Otomotif

Penjualan Mobil Anjlok, Motor Malah Naik! Kok Bisa?

JAKARTA – Penjualan mobil dalam Indonesia tahun ini alami penurunan, serta diklaim menjadi yang dimaksud terburuk. Tapi, ini berbeda dengan lingkungan ekonomi sepeda gowes motor yang tersebut malah alami peningkatan.

Berdasarkan data wholesales Gabungan Industri Kendaraan Bermotor Indonesia (Gaikindo), pelanggan mobil pada September 2024 mengecil 4,8 persen dari bulan sebelumnya.

Total, di sembilan bulan pertama tahun ini, pemasaran mobil di tempat Indonesia baru mencapai 633 unit. Hal ini memaksa Gaikindo menurunkan target dari yang awalnya lebih banyak dari 1 jt unit menjadi 850 ribu unit.

Berbanding terbalik dengan sepeda gowes motor yang dimaksud penjualannya setiap bulan cenderung stabil. Bahkan pada Januari-September 2024, tercatat sudah ada lebih lanjut dari 4,87 jt unit motor yang terjual, naik 3,19 persen dibandingkan periode yang tersebut identik tahun lalu.

Vice President Director PT Astra Honda Motor (AHM) Thomas Wijaya menyatakan hal ini terjadi lantaran sepeda gowes motor miliki tarif yang dimaksud sangat lebih banyak terjangkau. Berbeda dengan biaya mobil yang cenderung lebih tinggi mahal lalu sulit dijangkau oleh kelas menengah ke bawah.

“Jadi memang benar (sepeda motor) masih lebih tinggi baik lah daripada sektor otomotif yang dimaksud lain. Mungkin nggak ngaruh-ngaruh banget ke pembeli menengah ke bawah,” kata Thomas ketika ditemui pada ICE BSD City, Tangerang, beberapa waktu lalu.

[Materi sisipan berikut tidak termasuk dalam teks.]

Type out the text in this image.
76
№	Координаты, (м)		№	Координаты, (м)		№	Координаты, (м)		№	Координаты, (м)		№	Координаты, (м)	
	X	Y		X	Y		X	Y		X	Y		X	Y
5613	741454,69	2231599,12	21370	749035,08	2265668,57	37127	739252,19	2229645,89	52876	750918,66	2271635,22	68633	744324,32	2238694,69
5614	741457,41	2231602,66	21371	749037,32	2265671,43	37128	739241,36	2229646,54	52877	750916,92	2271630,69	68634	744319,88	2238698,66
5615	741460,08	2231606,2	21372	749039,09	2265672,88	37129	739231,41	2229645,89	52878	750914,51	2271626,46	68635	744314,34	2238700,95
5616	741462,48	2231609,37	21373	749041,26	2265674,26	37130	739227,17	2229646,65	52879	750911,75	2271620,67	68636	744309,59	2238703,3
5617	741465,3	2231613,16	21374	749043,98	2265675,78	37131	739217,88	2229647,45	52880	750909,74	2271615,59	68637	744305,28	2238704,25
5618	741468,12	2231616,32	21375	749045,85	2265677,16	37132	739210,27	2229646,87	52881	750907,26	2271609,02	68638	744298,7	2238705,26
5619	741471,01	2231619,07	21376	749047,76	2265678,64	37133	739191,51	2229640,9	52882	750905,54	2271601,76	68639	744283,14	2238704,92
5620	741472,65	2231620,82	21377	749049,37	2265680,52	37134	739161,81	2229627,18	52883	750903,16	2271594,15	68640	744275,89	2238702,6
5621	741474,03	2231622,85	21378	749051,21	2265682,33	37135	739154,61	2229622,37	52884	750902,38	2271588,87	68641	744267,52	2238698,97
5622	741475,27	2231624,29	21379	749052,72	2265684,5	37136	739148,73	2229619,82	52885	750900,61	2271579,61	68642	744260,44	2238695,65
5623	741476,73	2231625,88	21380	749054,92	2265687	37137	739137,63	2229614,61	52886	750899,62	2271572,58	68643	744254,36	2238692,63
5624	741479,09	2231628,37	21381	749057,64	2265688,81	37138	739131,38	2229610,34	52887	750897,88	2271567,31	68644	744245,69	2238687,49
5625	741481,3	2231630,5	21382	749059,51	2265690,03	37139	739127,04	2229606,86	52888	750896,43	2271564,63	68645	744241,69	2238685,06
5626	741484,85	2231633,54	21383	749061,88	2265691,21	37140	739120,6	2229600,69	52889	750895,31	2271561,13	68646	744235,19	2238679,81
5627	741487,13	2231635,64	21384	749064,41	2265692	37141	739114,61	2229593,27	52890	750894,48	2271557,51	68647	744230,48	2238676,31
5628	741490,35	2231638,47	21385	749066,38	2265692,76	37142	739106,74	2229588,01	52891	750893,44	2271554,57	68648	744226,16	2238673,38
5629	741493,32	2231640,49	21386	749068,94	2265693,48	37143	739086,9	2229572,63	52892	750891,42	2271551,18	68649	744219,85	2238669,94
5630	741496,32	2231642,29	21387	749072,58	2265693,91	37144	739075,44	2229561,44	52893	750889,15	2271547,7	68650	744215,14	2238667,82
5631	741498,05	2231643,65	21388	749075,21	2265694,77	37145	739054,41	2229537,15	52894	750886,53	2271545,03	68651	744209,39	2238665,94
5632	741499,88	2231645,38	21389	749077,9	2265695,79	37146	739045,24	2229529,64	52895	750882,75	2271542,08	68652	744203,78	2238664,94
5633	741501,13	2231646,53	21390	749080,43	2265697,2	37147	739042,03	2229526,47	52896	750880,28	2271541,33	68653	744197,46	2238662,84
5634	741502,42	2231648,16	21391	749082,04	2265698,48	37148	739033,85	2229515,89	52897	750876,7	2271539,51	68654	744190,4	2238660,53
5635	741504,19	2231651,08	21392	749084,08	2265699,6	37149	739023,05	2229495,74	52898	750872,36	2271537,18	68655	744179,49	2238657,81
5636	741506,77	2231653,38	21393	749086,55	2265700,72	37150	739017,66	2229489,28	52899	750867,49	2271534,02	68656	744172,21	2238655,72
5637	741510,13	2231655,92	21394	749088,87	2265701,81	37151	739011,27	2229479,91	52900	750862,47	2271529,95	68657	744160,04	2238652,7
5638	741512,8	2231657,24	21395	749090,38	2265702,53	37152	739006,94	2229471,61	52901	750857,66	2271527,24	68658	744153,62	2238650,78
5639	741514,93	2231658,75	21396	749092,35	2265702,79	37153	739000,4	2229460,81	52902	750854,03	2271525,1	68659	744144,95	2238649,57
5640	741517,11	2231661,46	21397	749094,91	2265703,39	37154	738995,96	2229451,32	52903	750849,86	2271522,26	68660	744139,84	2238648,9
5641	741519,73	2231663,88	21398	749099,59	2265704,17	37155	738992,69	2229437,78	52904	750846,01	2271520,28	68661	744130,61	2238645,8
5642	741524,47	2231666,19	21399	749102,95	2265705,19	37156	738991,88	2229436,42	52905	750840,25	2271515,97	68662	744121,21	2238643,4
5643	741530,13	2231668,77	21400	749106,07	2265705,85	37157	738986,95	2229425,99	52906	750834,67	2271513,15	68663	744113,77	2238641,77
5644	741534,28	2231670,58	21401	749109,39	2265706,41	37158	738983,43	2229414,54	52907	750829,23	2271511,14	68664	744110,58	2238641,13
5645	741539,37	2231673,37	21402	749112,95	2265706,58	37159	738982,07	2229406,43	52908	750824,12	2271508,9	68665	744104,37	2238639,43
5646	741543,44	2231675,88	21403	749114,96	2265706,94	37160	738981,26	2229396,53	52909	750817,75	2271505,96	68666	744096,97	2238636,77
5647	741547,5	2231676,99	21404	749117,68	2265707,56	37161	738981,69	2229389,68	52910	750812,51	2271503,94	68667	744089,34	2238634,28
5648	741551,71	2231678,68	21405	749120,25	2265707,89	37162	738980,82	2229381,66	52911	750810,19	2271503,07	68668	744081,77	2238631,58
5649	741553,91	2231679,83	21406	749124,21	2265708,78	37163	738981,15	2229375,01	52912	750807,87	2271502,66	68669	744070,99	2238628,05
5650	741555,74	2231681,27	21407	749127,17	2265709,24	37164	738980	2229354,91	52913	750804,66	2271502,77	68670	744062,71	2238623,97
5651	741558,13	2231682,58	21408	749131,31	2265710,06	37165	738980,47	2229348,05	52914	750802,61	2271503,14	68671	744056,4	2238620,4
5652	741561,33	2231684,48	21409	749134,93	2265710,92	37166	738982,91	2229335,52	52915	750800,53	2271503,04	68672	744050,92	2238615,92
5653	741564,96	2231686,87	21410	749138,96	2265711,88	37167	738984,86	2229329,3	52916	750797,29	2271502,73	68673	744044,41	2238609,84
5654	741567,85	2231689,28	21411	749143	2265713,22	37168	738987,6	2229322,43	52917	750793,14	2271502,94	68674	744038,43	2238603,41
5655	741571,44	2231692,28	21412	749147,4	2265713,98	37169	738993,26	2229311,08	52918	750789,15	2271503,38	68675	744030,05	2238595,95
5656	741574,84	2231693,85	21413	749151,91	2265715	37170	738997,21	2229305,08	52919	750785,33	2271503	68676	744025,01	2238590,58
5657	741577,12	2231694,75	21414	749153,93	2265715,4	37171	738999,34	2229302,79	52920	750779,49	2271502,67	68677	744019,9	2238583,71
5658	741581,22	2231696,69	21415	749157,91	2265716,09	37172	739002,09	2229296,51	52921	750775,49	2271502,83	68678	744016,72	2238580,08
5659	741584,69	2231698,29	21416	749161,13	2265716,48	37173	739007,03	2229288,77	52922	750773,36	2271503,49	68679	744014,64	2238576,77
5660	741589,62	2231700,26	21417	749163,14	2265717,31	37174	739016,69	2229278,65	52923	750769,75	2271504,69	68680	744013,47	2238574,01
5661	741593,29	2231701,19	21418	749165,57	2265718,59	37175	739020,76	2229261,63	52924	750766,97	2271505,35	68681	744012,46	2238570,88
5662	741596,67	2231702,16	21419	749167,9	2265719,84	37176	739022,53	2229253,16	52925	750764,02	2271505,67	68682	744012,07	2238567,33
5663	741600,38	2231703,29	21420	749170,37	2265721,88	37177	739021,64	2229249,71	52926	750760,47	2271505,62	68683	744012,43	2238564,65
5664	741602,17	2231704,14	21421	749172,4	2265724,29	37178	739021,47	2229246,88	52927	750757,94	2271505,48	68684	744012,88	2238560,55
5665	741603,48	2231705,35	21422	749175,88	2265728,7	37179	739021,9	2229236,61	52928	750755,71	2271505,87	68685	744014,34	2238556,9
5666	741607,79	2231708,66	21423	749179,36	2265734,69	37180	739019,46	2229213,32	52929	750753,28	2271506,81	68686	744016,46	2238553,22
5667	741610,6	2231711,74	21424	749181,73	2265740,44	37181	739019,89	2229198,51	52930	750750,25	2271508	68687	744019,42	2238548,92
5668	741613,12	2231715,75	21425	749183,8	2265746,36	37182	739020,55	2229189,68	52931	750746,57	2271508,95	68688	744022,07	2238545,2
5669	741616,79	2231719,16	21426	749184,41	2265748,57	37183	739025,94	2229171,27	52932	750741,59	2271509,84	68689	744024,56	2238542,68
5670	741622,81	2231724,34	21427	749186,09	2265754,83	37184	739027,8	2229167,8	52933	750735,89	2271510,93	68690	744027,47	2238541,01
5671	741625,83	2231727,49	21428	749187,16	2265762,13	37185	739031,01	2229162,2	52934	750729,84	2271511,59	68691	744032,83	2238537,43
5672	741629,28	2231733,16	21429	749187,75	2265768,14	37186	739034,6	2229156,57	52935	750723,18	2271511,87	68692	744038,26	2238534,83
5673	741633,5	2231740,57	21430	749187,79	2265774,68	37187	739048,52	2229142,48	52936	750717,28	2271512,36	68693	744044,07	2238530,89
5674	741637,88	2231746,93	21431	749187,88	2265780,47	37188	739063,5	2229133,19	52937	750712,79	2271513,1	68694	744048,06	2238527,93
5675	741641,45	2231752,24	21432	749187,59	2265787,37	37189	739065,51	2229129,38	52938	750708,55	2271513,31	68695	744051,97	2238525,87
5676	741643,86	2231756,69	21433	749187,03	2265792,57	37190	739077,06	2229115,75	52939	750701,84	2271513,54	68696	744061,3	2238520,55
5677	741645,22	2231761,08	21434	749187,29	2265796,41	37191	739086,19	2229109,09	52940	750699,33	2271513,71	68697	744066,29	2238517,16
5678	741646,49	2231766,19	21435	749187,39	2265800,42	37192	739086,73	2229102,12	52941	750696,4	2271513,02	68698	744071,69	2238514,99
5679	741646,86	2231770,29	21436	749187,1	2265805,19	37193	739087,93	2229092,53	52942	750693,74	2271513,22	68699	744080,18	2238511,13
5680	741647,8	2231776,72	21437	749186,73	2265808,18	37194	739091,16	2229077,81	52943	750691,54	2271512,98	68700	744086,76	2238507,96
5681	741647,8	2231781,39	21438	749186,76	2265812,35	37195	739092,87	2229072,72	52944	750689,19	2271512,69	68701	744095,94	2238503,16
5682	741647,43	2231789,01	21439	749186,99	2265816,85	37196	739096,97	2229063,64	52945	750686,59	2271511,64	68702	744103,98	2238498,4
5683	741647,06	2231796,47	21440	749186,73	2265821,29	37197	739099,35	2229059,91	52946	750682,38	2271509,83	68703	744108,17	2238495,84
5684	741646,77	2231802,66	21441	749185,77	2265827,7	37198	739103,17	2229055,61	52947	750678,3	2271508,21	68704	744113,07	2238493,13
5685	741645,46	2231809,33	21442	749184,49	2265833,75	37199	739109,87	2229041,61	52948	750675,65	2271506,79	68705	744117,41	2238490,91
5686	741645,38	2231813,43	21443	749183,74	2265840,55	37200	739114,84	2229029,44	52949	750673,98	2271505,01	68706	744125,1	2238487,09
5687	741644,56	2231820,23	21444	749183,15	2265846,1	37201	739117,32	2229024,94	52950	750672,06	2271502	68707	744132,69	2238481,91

Thomas juga mengungkapkan bahwa kendaraan beroda dua motor masih menjadi pilihan utama rakyat Indonesia untuk mobilitas harian, khususnya di tempat kota-kota besar. Harganya yang cenderung stabil juga menyebabkan kelas menengah ke bawah tidaklah merasakan dampak inovasi ekonomi pada Tanah Air tahun ini.

“Kan yang tersebut mengecil (kelas) menengah. Nah, kita kalau motor ini mungkin saja tambahan ke bawah kemudian menengah, jadi menengah bawah,” tuturnya.

Tahun depan, Asosiasi Industri Sepeda Motor Indonesia (AISI) memasang target jualan yang lebih banyak besar. Thomas pun berharap Honda sanggup meningkatkan penjualannya hingga mencapai bilangan bulat 5 jt unit per tahun.

“Kalau dari AISI kan estimasi jualan 6,4 jt unit. Ya kita inline dengan market lah, (harapannya) kita dapat mendekati (penjualan) 4,9 sampai 5 jutaunit,”ucapnya.